The celebration was on, though more subdued than two years ago.
“A couple of years ago, we were a surprise,” said Joey Votto. “It kind of crept up on us. We didn’t expect it. This year, we felt we had something to prove.”
As the Reds closed in on the final outs, second baseman Brandon Phillips pretended he was shaking a bottle of champagne and spraying it everywhere while sitting on the bench in the dugout. Phillips says the only other time he’s had champagne was during the 2010 clubhouse celebration.
After the final out, players formed a huddle to the side of the mound, with pitcher Johnny Cueto spraying them with a bottle of water. An attendant rolled out a cart of gray championship shirts and hats.
Cincinnati became the first team in the majors to clinch a division title this season, leaving it with one goal left. The Reds are vying with Washington for the NL’s top seed in the playoffs, both with 92 wins that lead the majors.
It’s unclear when Baker will be back. The three-time manager of the year also won division titles with the Giants and Cubs. Baker reached the World Series once as a manager, losing a Game 7 against the Angels in 2002, his final season in San Francisco.
The Reds had their first opportunity to take the title on Friday night, but lost 3-1 to the Dodgers in 10 innings. Bruce had a chance to win it with another game-ending homer, but struck out leading off the ninth.
A day later, Bruce connected, Phillips added a solo homer, and rookie Todd Frazier singled home a run for more than enough. The Reds added three runs in the eighth, aided by reliever Jamey Wright’s throwing error.
The Dodgers lost for the 11th time in 16 games, a swoon that has dropped them out of a wild-card spot. They trail St. Louis by three games and Milwaukee by a half-game for the final playoff berth.
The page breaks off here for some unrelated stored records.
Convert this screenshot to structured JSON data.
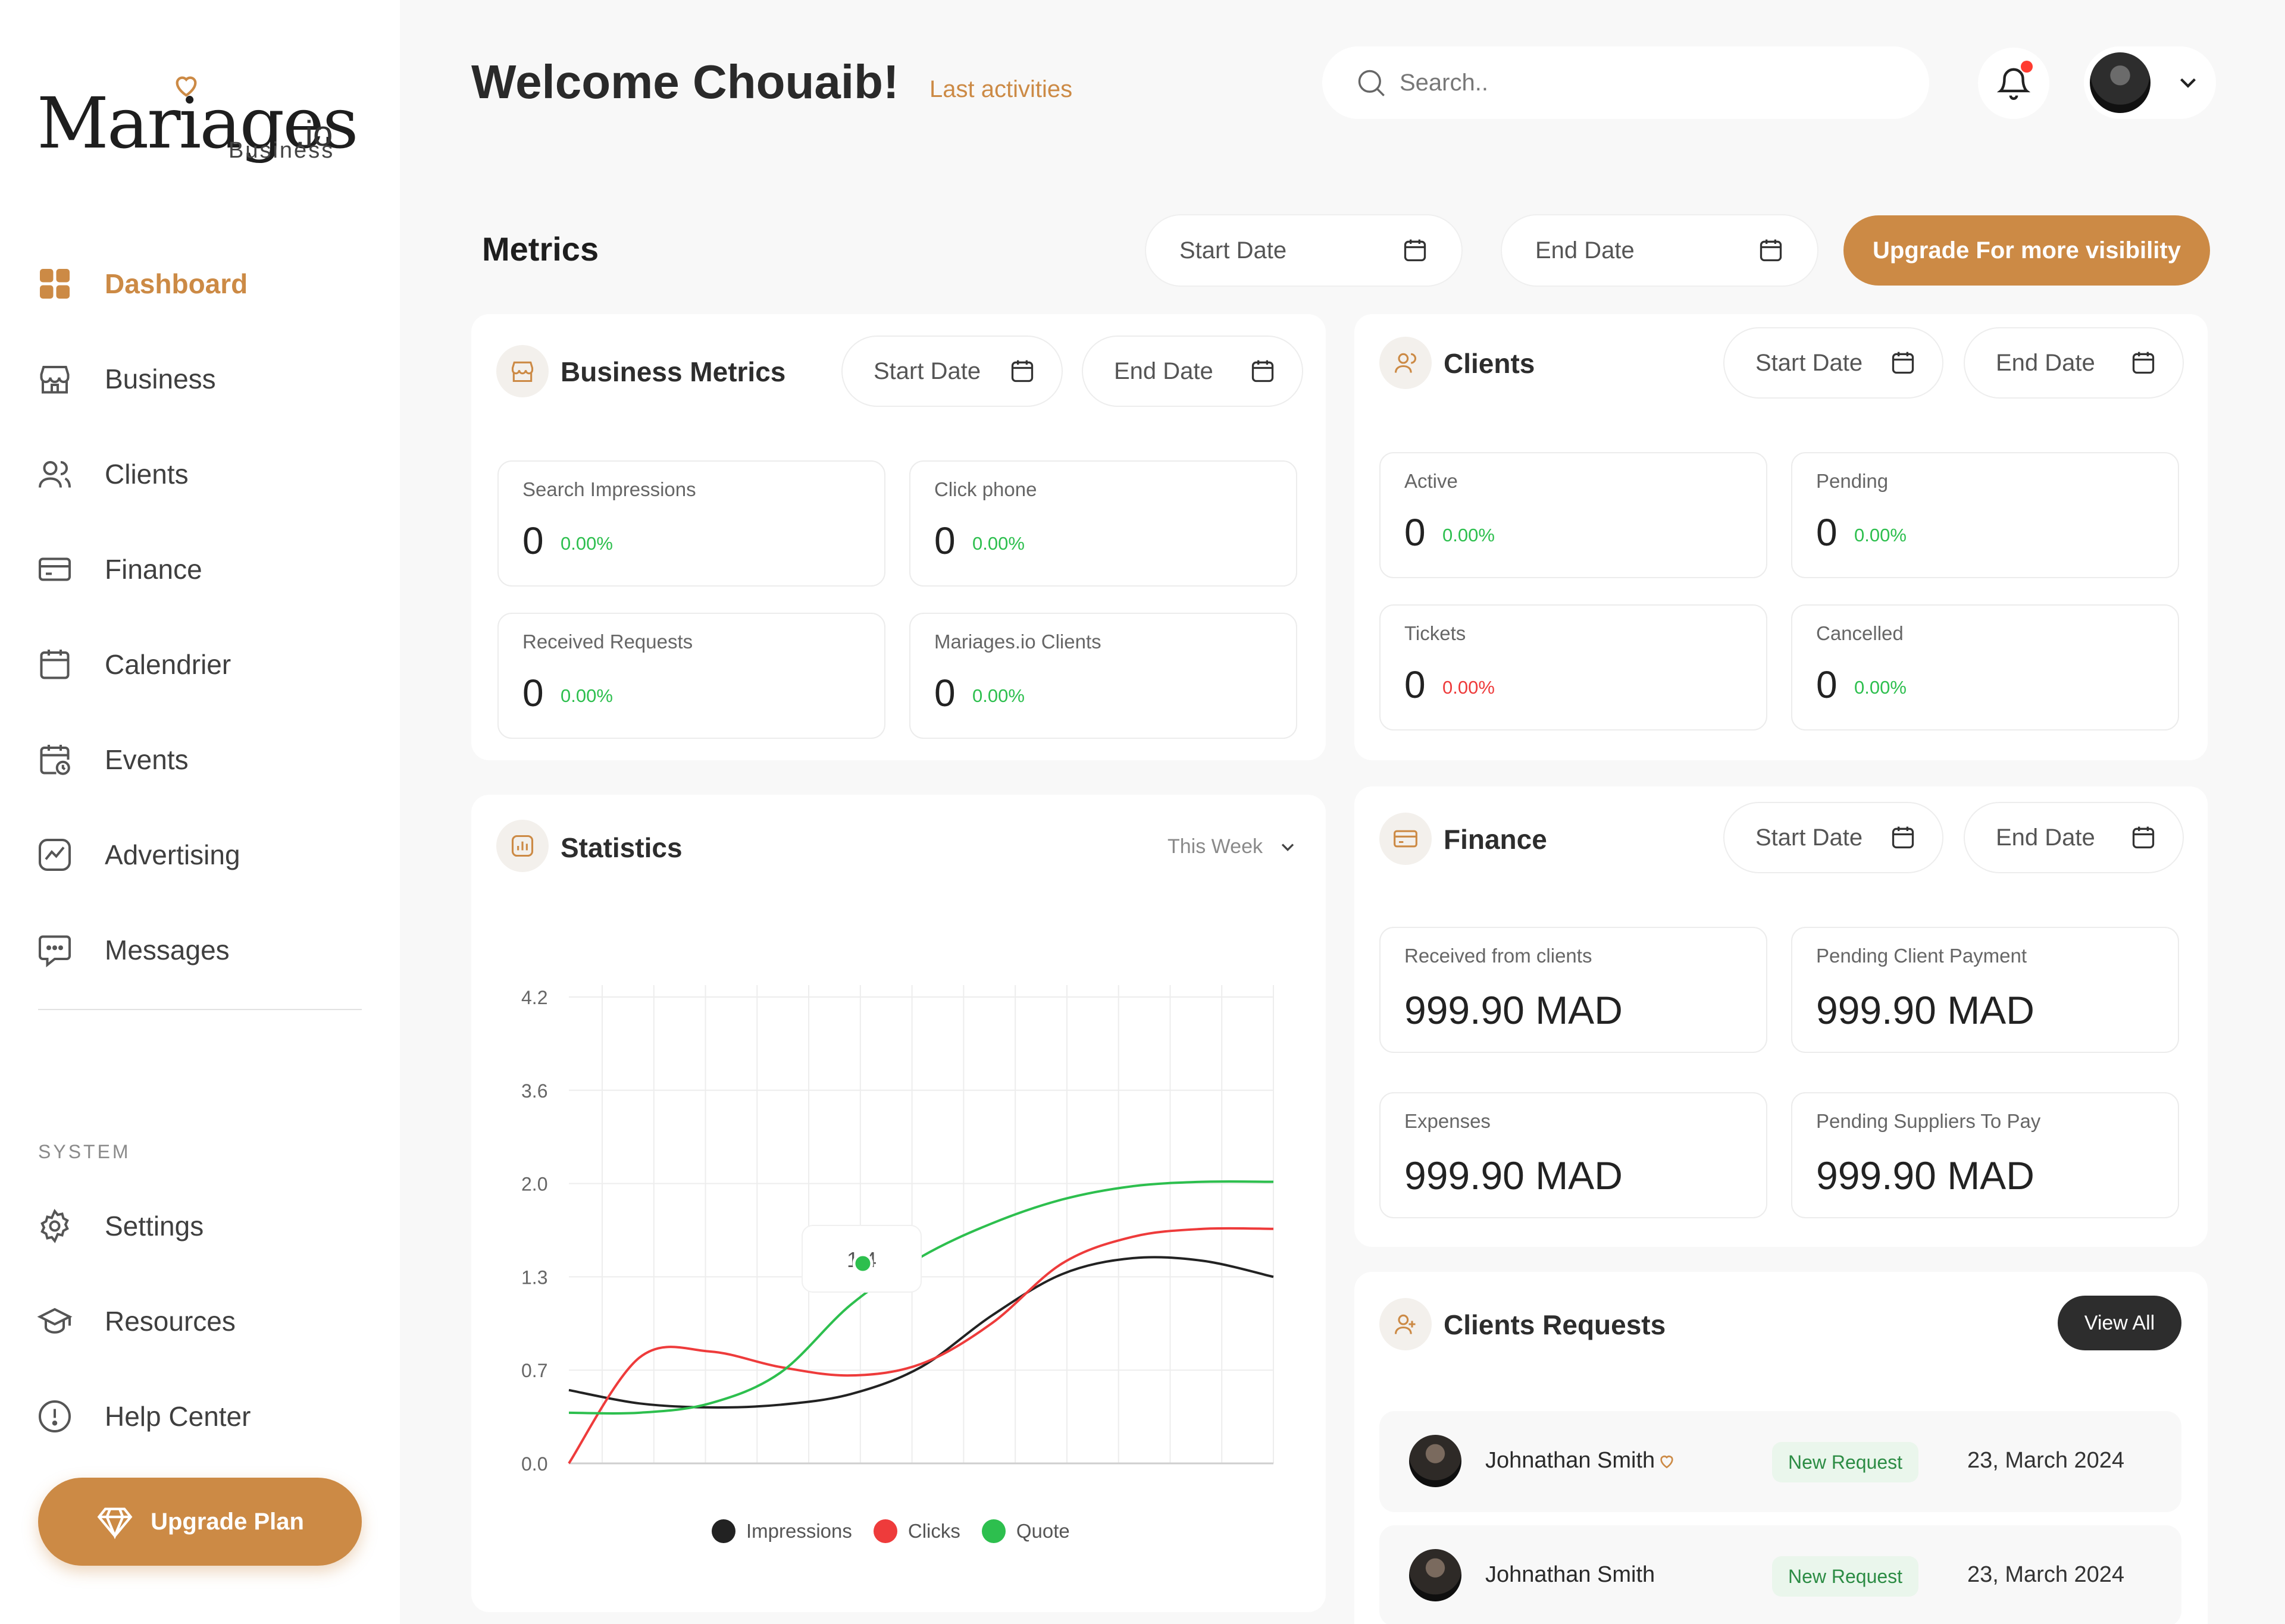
{
  "brand": {
    "name": "Mariages",
    "tld": ".io",
    "sub": "Business"
  },
  "sidebar": {
    "items": [
      {
        "label": "Dashboard",
        "icon": "grid-icon",
        "active": true
      },
      {
        "label": "Business",
        "icon": "store-icon"
      },
      {
        "label": "Clients",
        "icon": "users-icon"
      },
      {
        "label": "Finance",
        "icon": "card-icon"
      },
      {
        "label": "Calendrier",
        "icon": "calendar-icon"
      },
      {
        "label": "Events",
        "icon": "calendar-clock-icon"
      },
      {
        "label": "Advertising",
        "icon": "trend-icon"
      },
      {
        "label": "Messages",
        "icon": "chat-icon"
      }
    ],
    "system_label": "SYSTEM",
    "system_items": [
      {
        "label": "Settings",
        "icon": "gear-icon"
      },
      {
        "label": "Resources",
        "icon": "graduation-cap-icon"
      },
      {
        "label": "Help Center",
        "icon": "info-circle-icon"
      }
    ],
    "upgrade_label": "Upgrade Plan"
  },
  "header": {
    "welcome": "Welcome Chouaib!",
    "last_activities": "Last activities",
    "search_placeholder": "Search.."
  },
  "metrics": {
    "title": "Metrics",
    "start_date": "Start Date",
    "end_date": "End Date",
    "upgrade_label": "Upgrade For more visibility"
  },
  "business_metrics": {
    "title": "Business Metrics",
    "start_date": "Start Date",
    "end_date": "End Date",
    "stats": [
      {
        "label": "Search Impressions",
        "value": "0",
        "pct": "0.00%"
      },
      {
        "label": "Click phone",
        "value": "0",
        "pct": "0.00%"
      },
      {
        "label": "Received Requests",
        "value": "0",
        "pct": "0.00%"
      },
      {
        "label": "Mariages.io Clients",
        "value": "0",
        "pct": "0.00%"
      }
    ]
  },
  "clients": {
    "title": "Clients",
    "start_date": "Start Date",
    "end_date": "End Date",
    "stats": [
      {
        "label": "Active",
        "value": "0",
        "pct": "0.00%"
      },
      {
        "label": "Pending",
        "value": "0",
        "pct": "0.00%"
      },
      {
        "label": "Tickets",
        "value": "0",
        "pct": "0.00%"
      },
      {
        "label": "Cancelled",
        "value": "0",
        "pct": "0.00%"
      }
    ]
  },
  "finance": {
    "title": "Finance",
    "start_date": "Start Date",
    "end_date": "End Date",
    "stats": [
      {
        "label": "Received from clients",
        "value": "999.90 MAD"
      },
      {
        "label": "Pending Client Payment",
        "value": "999.90 MAD"
      },
      {
        "label": "Expenses",
        "value": "999.90 MAD"
      },
      {
        "label": "Pending Suppliers To Pay",
        "value": "999.90 MAD"
      }
    ]
  },
  "statistics": {
    "title": "Statistics",
    "period": "This Week",
    "tooltip": "1.4"
  },
  "chart_data": {
    "type": "line",
    "y_ticks": [
      "0.0",
      "0.7",
      "1.3",
      "2.0",
      "3.6",
      "4.2"
    ],
    "x_count": 14,
    "series": [
      {
        "name": "Impressions",
        "color": "#222222",
        "values": [
          0.55,
          0.45,
          0.42,
          0.44,
          0.52,
          0.72,
          1.05,
          1.32,
          1.44,
          1.42,
          1.3
        ]
      },
      {
        "name": "Clicks",
        "color": "#ee3b3b",
        "values": [
          0.0,
          0.78,
          0.82,
          0.72,
          0.66,
          0.74,
          1.0,
          1.4,
          1.6,
          1.66,
          1.66
        ]
      },
      {
        "name": "Quote",
        "color": "#2dbf4e",
        "values": [
          0.38,
          0.38,
          0.45,
          0.68,
          1.12,
          1.45,
          1.7,
          1.88,
          1.98,
          2.03,
          2.03
        ]
      }
    ],
    "highlight": {
      "series": "Quote",
      "value": 1.4
    }
  },
  "requests": {
    "title": "Clients Requests",
    "view_all": "View All",
    "rows": [
      {
        "name": "Johnathan Smith",
        "badge": "New Request",
        "date": "23, March 2024",
        "heart": true
      },
      {
        "name": "Johnathan Smith",
        "badge": "New Request",
        "date": "23, March 2024",
        "heart": false
      }
    ]
  },
  "colors": {
    "accent": "#cc8a45",
    "positive": "#2dbf4e",
    "negative": "#ee3b3b"
  }
}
Cincinnati’s 92nd win is another high point under Baker, who took over in 2008 when the club was rebuilding with young stars Bruce, Votto and Cueto. The Reds improved each of the first two seasons, then became champions ahead of schedule by winning 91 games in 2010 to secure their first postseason appearance in 15 years.
Their inexperience showed in the playoffs, where the Reds got no-hit by Roy Halladay and swept by the Phillies in three games.
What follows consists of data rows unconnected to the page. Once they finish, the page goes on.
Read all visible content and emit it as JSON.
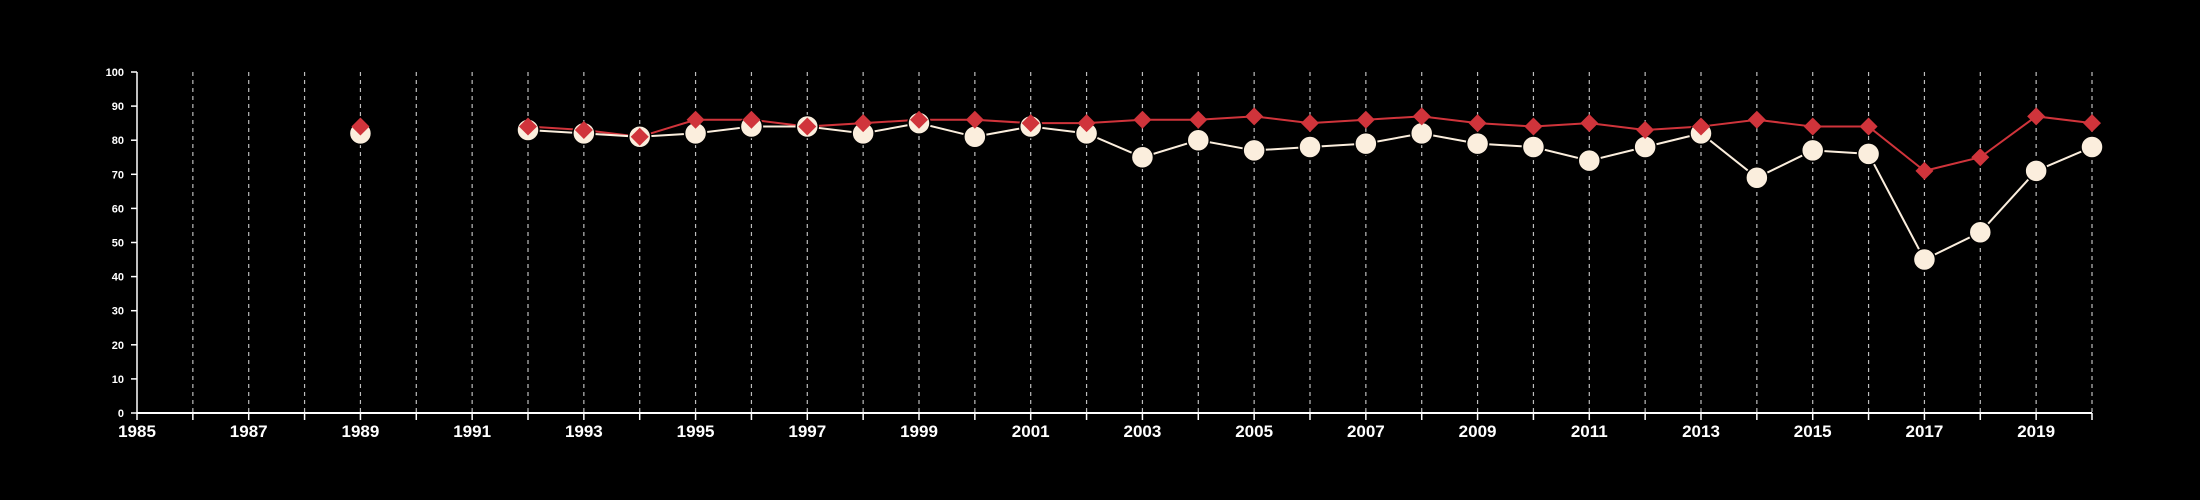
{
  "chart_data": {
    "type": "line",
    "title": "",
    "xlabel": "",
    "ylabel": "",
    "xlim": [
      1985,
      2020
    ],
    "ylim": [
      0,
      100
    ],
    "grid": {
      "vertical": true,
      "horizontal": false,
      "style": "dashed"
    },
    "x_ticks": [
      1985,
      1987,
      1989,
      1991,
      1993,
      1995,
      1997,
      1999,
      2001,
      2003,
      2005,
      2007,
      2009,
      2011,
      2013,
      2015,
      2017,
      2019
    ],
    "y_ticks": [
      0,
      10,
      20,
      30,
      40,
      50,
      60,
      70,
      80,
      90,
      100
    ],
    "series": [
      {
        "marker": "diamond",
        "color": "#d0343b",
        "points": [
          [
            1989,
            84
          ],
          [
            1992,
            84
          ],
          [
            1993,
            83
          ],
          [
            1994,
            81
          ],
          [
            1995,
            86
          ],
          [
            1996,
            86
          ],
          [
            1997,
            84
          ],
          [
            1998,
            85
          ],
          [
            1999,
            86
          ],
          [
            2000,
            86
          ],
          [
            2001,
            85
          ],
          [
            2002,
            85
          ],
          [
            2003,
            86
          ],
          [
            2004,
            86
          ],
          [
            2005,
            87
          ],
          [
            2006,
            85
          ],
          [
            2007,
            86
          ],
          [
            2008,
            87
          ],
          [
            2009,
            85
          ],
          [
            2010,
            84
          ],
          [
            2011,
            85
          ],
          [
            2012,
            83
          ],
          [
            2013,
            84
          ],
          [
            2014,
            86
          ],
          [
            2015,
            84
          ],
          [
            2016,
            84
          ],
          [
            2017,
            71
          ],
          [
            2018,
            75
          ],
          [
            2019,
            87
          ],
          [
            2020,
            85
          ]
        ]
      },
      {
        "marker": "circle",
        "color": "#fbeedd",
        "points": [
          [
            1989,
            82
          ],
          [
            1992,
            83
          ],
          [
            1993,
            82
          ],
          [
            1994,
            81
          ],
          [
            1995,
            82
          ],
          [
            1996,
            84
          ],
          [
            1997,
            84
          ],
          [
            1998,
            82
          ],
          [
            1999,
            85
          ],
          [
            2000,
            81
          ],
          [
            2001,
            84
          ],
          [
            2002,
            82
          ],
          [
            2003,
            75
          ],
          [
            2004,
            80
          ],
          [
            2005,
            77
          ],
          [
            2006,
            78
          ],
          [
            2007,
            79
          ],
          [
            2008,
            82
          ],
          [
            2009,
            79
          ],
          [
            2010,
            78
          ],
          [
            2011,
            74
          ],
          [
            2012,
            78
          ],
          [
            2013,
            82
          ],
          [
            2014,
            69
          ],
          [
            2015,
            77
          ],
          [
            2016,
            76
          ],
          [
            2017,
            45
          ],
          [
            2018,
            53
          ],
          [
            2019,
            71
          ],
          [
            2020,
            78
          ]
        ]
      }
    ]
  }
}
Things unraveled last year, when the front office decided to bring the team back virtually intact rather than upgrading its problem areas. Three of the five starting pitchers got hurt or sick during spring training, and several veterans had disappointing seasons, resulting in a third-place finish.
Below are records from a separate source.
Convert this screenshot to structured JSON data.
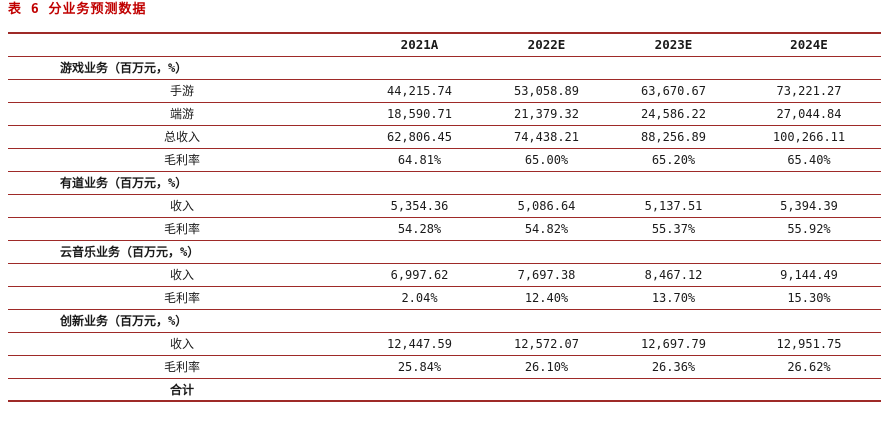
{
  "title": "表 6 分业务预测数据",
  "colors": {
    "title_red": "#c00000",
    "line_red": "#9e2a28"
  },
  "table": {
    "header": [
      "",
      "2021A",
      "2022E",
      "2023E",
      "2024E"
    ],
    "rows": [
      {
        "type": "section",
        "label": "游戏业务（百万元，%）",
        "values": [
          "",
          "",
          "",
          ""
        ]
      },
      {
        "type": "data",
        "label": "手游",
        "values": [
          "44,215.74",
          "53,058.89",
          "63,670.67",
          "73,221.27"
        ]
      },
      {
        "type": "data",
        "label": "端游",
        "values": [
          "18,590.71",
          "21,379.32",
          "24,586.22",
          "27,044.84"
        ]
      },
      {
        "type": "data",
        "label": "总收入",
        "values": [
          "62,806.45",
          "74,438.21",
          "88,256.89",
          "100,266.11"
        ]
      },
      {
        "type": "data",
        "label": "毛利率",
        "values": [
          "64.81%",
          "65.00%",
          "65.20%",
          "65.40%"
        ]
      },
      {
        "type": "section",
        "label": "有道业务（百万元，%）",
        "values": [
          "",
          "",
          "",
          ""
        ]
      },
      {
        "type": "data",
        "label": "收入",
        "values": [
          "5,354.36",
          "5,086.64",
          "5,137.51",
          "5,394.39"
        ]
      },
      {
        "type": "data",
        "label": "毛利率",
        "values": [
          "54.28%",
          "54.82%",
          "55.37%",
          "55.92%"
        ]
      },
      {
        "type": "section",
        "label": "云音乐业务（百万元，%）",
        "values": [
          "",
          "",
          "",
          ""
        ]
      },
      {
        "type": "data",
        "label": "收入",
        "values": [
          "6,997.62",
          "7,697.38",
          "8,467.12",
          "9,144.49"
        ]
      },
      {
        "type": "data",
        "label": "毛利率",
        "values": [
          "2.04%",
          "12.40%",
          "13.70%",
          "15.30%"
        ]
      },
      {
        "type": "section",
        "label": "创新业务（百万元，%）",
        "values": [
          "",
          "",
          "",
          ""
        ]
      },
      {
        "type": "data",
        "label": "收入",
        "values": [
          "12,447.59",
          "12,572.07",
          "12,697.79",
          "12,951.75"
        ]
      },
      {
        "type": "data",
        "label": "毛利率",
        "values": [
          "25.84%",
          "26.10%",
          "26.36%",
          "26.62%"
        ]
      },
      {
        "type": "total",
        "label": "合计",
        "values": [
          "",
          "",
          "",
          ""
        ]
      }
    ]
  }
}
Cincinnati learned from its mistakes. The Reds traded two former first-round picks and starter Edinson Volquez to San Diego for Latos. Then they gave Votto an extra 10 years and $225 million on his contract.
The investments paid off in the first year.
“It’s special because we’ve been there, we’ve done that,” Castellini said. “We’ve also known how to get blown out in three (playoff) games. We don’t feel we’re going to let that happen again. I know we all feel that way. We’re pretty confident. We’ll see what happens.”
Baker did some of his best managing during the season. The back end of the bullpen <0x2014> closer Ryan Madson, setup relievers Nick Masset and Bill Bray <0x2014> got wiped out by injuries during spring training. Baker eased Chapman into the unfamiliar closer’s role, and he set a club record with 27 consecutive saves.
The gloomiest moment became a turning point.
Votto was the only consistent hitter going into July. He tore cartilage in his right knee and needed two operations. Baker was forced to juggle his lineup and batting order, trying to figure a way to make up for Votto’s productivity and stay in the race for the next six weeks.
It worked beautifully. The Reds went 32-16 without Votto, pulling into a commanding lead in the NL Central. They were closing in on clinching the division when they went to Chicago this week, then had another setback. Baker felt bad on Wednesday and was taken to a Chicago hospital for treatment of his irregular heartbeat.
If Phillips gets his way, Baker won’t miss out on the celebration entirely.
“I was looking forward to splashing some stuff in his face,” Phillips said. “I saved a bottle to splash on him when he gets back.”